Time to Shell-ebrate the Humble Turtle!

Time to Shell-ebrate the Humble Turtle!

May 23rd is World Turtle Day so what better way to salute our favourite marine reptiles than an informative blog! There are 7 species of sea turtle in our oceans and currently six of the seven are facing extinction:

  1. Green turtles (Chelonia mydas) aren’t actually green. The carapace (shell) of a Green turtle is olive-brown in colour, marked with beautiful brown streaks and they have a smooth, bullet-shaped head. Adults weigh on average 110-200kg. It is only their body fat that is in fact green! They can also hold their breath for up to 5 hours.
  2. Hawksbill turtles (Eretmochelys imbricata) have an upper jaw that protrudes like a bird’s beak, hence the name. Their shells are often very ornate and they feed primarily on sponges and jellyfish. Mature adults weigh around 85kg and they are small in comparison to Greens.
  3. Kemp’s Ridley turtles (Lepidochelys kempii) are a similar size to a Hawksbill and have a smooth shell like the Green turtle, but it is lighter in colour. They are the smallest of all sea turtles at less than a metre, with an average weight of just 45kg.
  4. Loggerhead turtles (Caretta caretta) are most commonly found in the Atlantic and Pacific Oceans. They are the wrestler of the turtle world weighing in at an average 225kg with a long body (up to 1-5 metres), blunt large head and rough shell. Sadly they are often victims of longlines as they will scavenge on pretty much anything.
  5. Leatherback turtles (Dermochelys coriacea) are giants! Up to 500kg they have a black body and lachrymiform (teardrop) carapace which is more like leather than hard shell. This makes them most like their prehistoric cousins. They are the deepest divers and the farthest migrators. The largest ever Leatherback (900kg) was found in Wales of all places!
  6. Olive Ridley (Lepidochelys olivacea) is the second smallest sea turtle (weighing under 45kg) with an olive coloured skin and carapace. Found only in warm water they are solitary and prefer the open ocean. They are the most abundant of all turtles.
  7. Flatback turtles (Natator depressus) can be distinguished from other species by their flat pale grey-green shell. It does not favour long migrations, preferring the shallow, coastal waters of Australia and Papua New Guinea. No more than 100kg in weight they eat only soft-bodied prey. There isn’t really enough information about this species (identified only in 1988) to know if the Flatback is endangered or not.

Did you know?

  • It takes from 10 to 50 years (depending on the species) for a turtle to reach sexual maturity
  • Sea turtles return to the beach where they were born to lay their eggs, navigating via the earth’s magnetic fields
  • Females can lay up to 200 eggs in each clutch
  • The temperature of the nest determines what sex the hatchlings will be. Warmer temperatures produce more females while cooler temperatures produce more males 
  • It takes between 40-60 days for hatchlings to emerge and head for the sea
  • Only around 1 in every 1,000 marine turtle hatchlings make it to adulthood, no thanks to predators like birds and crabs, hunting by humans and also plastic pollution (like fishing nets and bags)
  • We have no idea where they go as hatchlings and for the next 20 years!
  • Turtle shells are comprised of fused bone and their beak is keratin (like your fingernails)

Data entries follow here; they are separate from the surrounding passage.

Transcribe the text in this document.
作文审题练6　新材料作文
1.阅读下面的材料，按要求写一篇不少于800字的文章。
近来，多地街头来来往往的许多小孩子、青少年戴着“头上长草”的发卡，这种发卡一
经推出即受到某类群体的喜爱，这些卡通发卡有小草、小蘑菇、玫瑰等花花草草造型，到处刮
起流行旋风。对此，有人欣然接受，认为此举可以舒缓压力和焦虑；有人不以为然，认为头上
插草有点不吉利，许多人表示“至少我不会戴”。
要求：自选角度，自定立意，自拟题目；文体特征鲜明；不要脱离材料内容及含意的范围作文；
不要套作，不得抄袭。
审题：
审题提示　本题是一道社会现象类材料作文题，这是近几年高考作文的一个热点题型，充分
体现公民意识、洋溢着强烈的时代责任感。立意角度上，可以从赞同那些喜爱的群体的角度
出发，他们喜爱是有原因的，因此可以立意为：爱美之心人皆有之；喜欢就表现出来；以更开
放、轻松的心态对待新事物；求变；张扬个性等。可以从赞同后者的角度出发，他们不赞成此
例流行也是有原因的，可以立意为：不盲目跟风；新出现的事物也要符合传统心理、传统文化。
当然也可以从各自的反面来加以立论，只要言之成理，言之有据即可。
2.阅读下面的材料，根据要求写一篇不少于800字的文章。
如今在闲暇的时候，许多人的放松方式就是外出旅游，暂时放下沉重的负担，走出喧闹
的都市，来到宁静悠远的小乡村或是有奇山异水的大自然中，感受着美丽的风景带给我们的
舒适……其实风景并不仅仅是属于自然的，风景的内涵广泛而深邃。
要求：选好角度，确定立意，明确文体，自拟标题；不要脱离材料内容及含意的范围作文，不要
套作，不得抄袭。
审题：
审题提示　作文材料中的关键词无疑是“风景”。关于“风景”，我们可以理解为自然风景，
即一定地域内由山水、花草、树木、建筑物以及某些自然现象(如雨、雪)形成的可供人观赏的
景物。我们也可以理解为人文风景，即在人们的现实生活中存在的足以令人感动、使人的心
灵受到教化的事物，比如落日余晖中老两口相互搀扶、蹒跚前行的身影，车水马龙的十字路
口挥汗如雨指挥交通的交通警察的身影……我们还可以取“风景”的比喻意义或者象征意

How you can help sea turtles?

Protecting sea turtle habitats is something you can do on a day-to-day basis. Reduce your single-use plastic waste, only have reusable shopping bags and bottles and never participate in balloon releases. Collect marine debris while diving or walking on the beach and always check when buying seafood if it has been caught responsibly. You can consult the Good Fish Guide from the Marine Conservation Society to see what the impacts are on the wider environment with their wild-caught seafood ratings. 

Get involved with a sea turtle conservation organisation such as Turtle Foundation, Seeturtle.org or any charity that helps with sea cleans and marine ecology projects like our partners Sea-Changers. As divers and snorkellers we should all be better ambassadors for the habitats of our favourite marine creatures and protect them for a healthy future.